For fevers

Fevers are kept away by the flesh of deer, as I have said, those indeed which return at fixed intervals by the salted right eye of a wolf worn as an amulet, if we are to believe the Magi. There is a kind of fever called “amphemerinos.” It is said that he is freed from this who drinks three drops of blood from an ass’s ear in two heminae of water. For quartans the Magi prescribe the excrement of a cat with the claw of a horned owl worn as an amulet, and to prevent a relapse the amulet should not be removed before the seventh periodic return. Who pray could have made this discovery? What sort of combination is this? Why was an owl’s claw chosen rather than anything else? Some more moderate people have prescribed the salted liver of a cat killed when the moon is on the wane, to be taken in wine before the access of a quartan. The Magi also apply to the toes and fingers ox or cow dung reduced to ash and sprinkled with children’s urine. They use the heart of a hare as an amulet, and give hare’s rennet before each access. There is also given with honey fresh goat’s cheese with the whey carefully pressed out. A remedy for melancholia is calf’s dung boiled down in wine.

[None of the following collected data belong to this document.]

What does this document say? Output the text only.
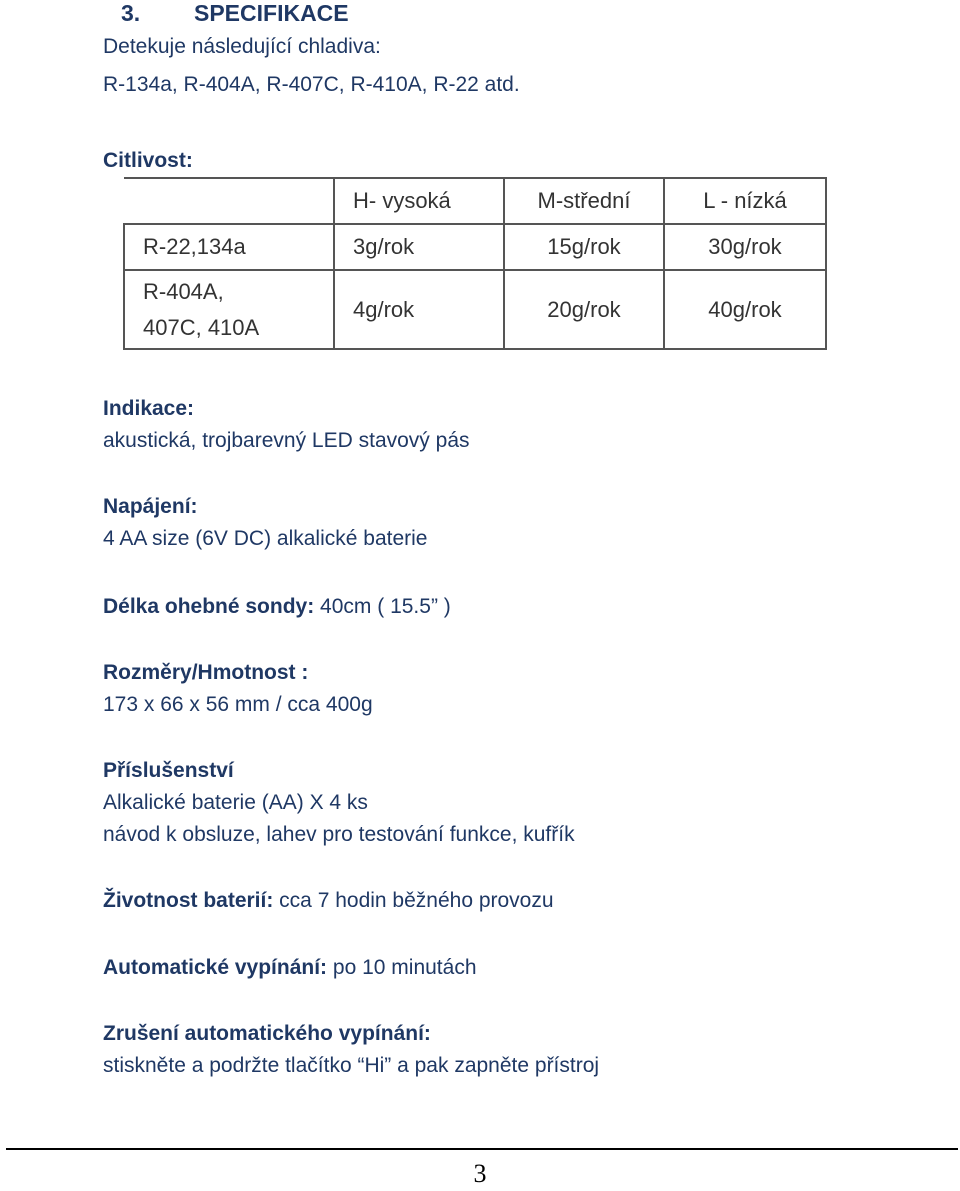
3. SPECIFIKACE
Detekuje následující chladiva:
R-134a, R-404A, R-407C, R-410A, R-22 atd.
Citlivost:
	H- vysoká	M-střední	L - nízká
R-22,134a	3g/rok	15g/rok	30g/rok

R-404A,
407C, 410A	4g/rok	20g/rok	40g/rok
Indikace:
akustická, trojbarevný LED stavový pás
Napájení:
4 AA size (6V DC) alkalické baterie
Délka ohebné sondy: 40cm ( 15.5” )
Rozměry/Hmotnost :
173 x 66 x 56 mm / cca 400g
Příslušenství
Alkalické baterie (AA) X 4 ks
návod k obsluze, lahev pro testování funkce, kufřík
Životnost baterií: cca 7 hodin běžného provozu
Automatické vypínání: po 10 minutách
Zrušení automatického vypínání:
stiskněte a podržte tlačítko “Hi” a pak zapněte přístroj
3
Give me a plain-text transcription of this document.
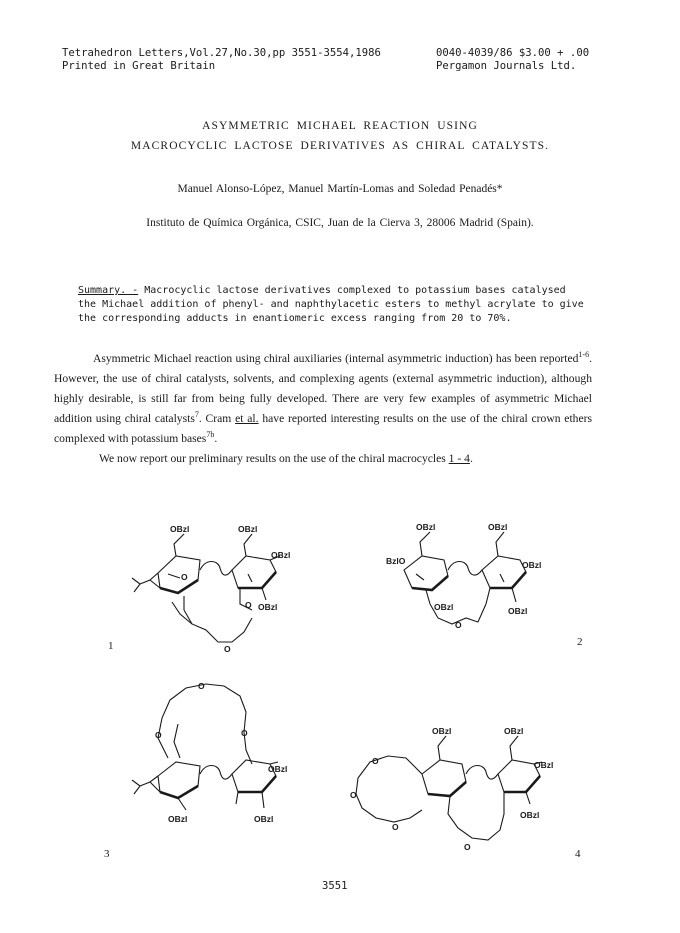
Tetrahedron Letters,Vol.27,No.30,pp 3551-3554,1986
Printed in Great Britain
0040-4039/86 $3.00 + .00
Pergamon Journals Ltd.
ASYMMETRIC MICHAEL REACTION USING
MACROCYCLIC LACTOSE DERIVATIVES AS CHIRAL CATALYSTS.
Manuel Alonso-López, Manuel Martín-Lomas and Soledad Penadés*
Instituto de Química Orgánica, CSIC, Juan de la Cierva 3, 28006 Madrid (Spain).
Summary. - Macrocyclic lactose derivatives complexed to potassium bases catalysed
the Michael addition of phenyl- and naphthylacetic esters to methyl acrylate to give
the corresponding adducts in enantiomeric excess ranging from 20 to 70%.

Asymmetric Michael reaction using chiral auxiliaries (internal asymmetric induction) has been reported$^{1-6}$. However, the use of chiral catalysts, solvents, and complexing agents (external asymmetric induction), although highly desirable, is still far from being fully developed. There are very few examples of asymmetric Michael addition using chiral catalysts$^7$. Cram et al. have reported interesting results on the use of the chiral crown ethers complexed with potassium bases$^{7b}$.

We now report our preliminary results on the use of the chiral macrocycles 1 - 4.

OBzl	OBzl
OBzl
OBzl
O
O
O
1
OBzl	OBzl
BzlO	OBzl
OBzl	OBzl
O
2
O
O	O
OBzl
OBzl	OBzl
3
OBzl	OBzl
OBzl
OBzl
O
O
O
O
4
3551
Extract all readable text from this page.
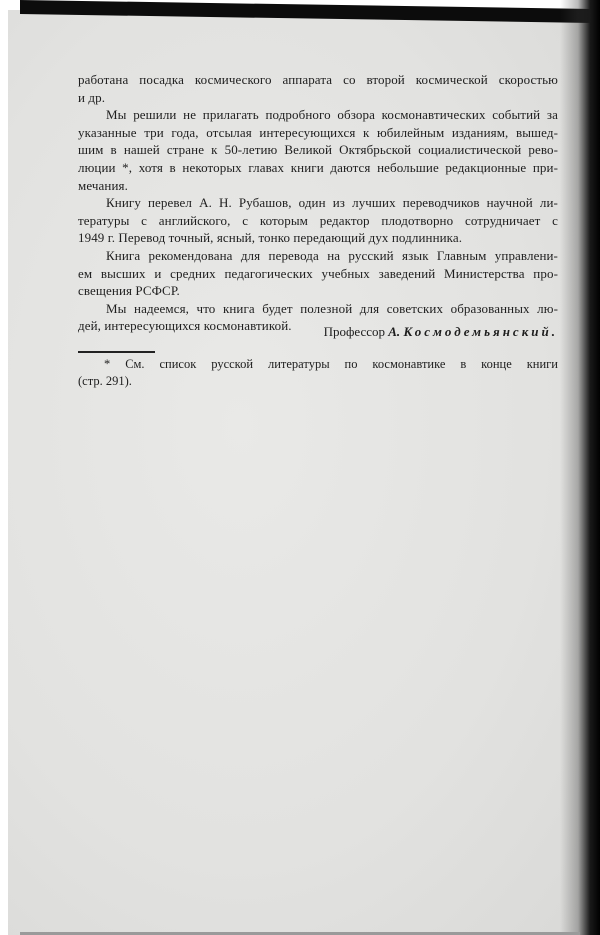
работана посадка космического аппарата со второй космической скоростью
и др.

Мы решили не прилагать подробного обзора космонавтических событий за
указанные три года, отсылая интересующихся к юбилейным изданиям, вышед-
шим в нашей стране к 50-летию Великой Октябрьской социалистической рево-
люции *, хотя в некоторых главах книги даются небольшие редакционные при-
мечания.

Книгу перевел А. Н. Рубашов, один из лучших переводчиков научной ли-
тературы с английского, с которым редактор плодотворно сотрудничает с
1949 г. Перевод точный, ясный, тонко передающий дух подлинника.

Книга рекомендована для перевода на русский язык Главным управлени-
ем высших и средних педагогических учебных заведений Министерства про-
свещения РСФСР.

Мы надеемся, что книга будет полезной для советских образованных лю-
дей, интересующихся космонавтикой.	Профессор А. Космодемьянский.
* См. список русской литературы по космонавтике в конце книги
(стр. 291).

The right eye of a frog hung round the neck in a piece of undyed cloth cures ophthalmia in the right eye; the left eye similarly tied cures ophthalmia in the left. But if the frog’s eyes are gouged out when the moon is in conjunction, and worn similarly by the patient, enclosed in an egg-shell, it will also cure albugo. The rest of the flesh, if applied, quickly takes away bruises. An amulet of crabs’ eyes also, worn on the neck, is said to cure ophthalmia.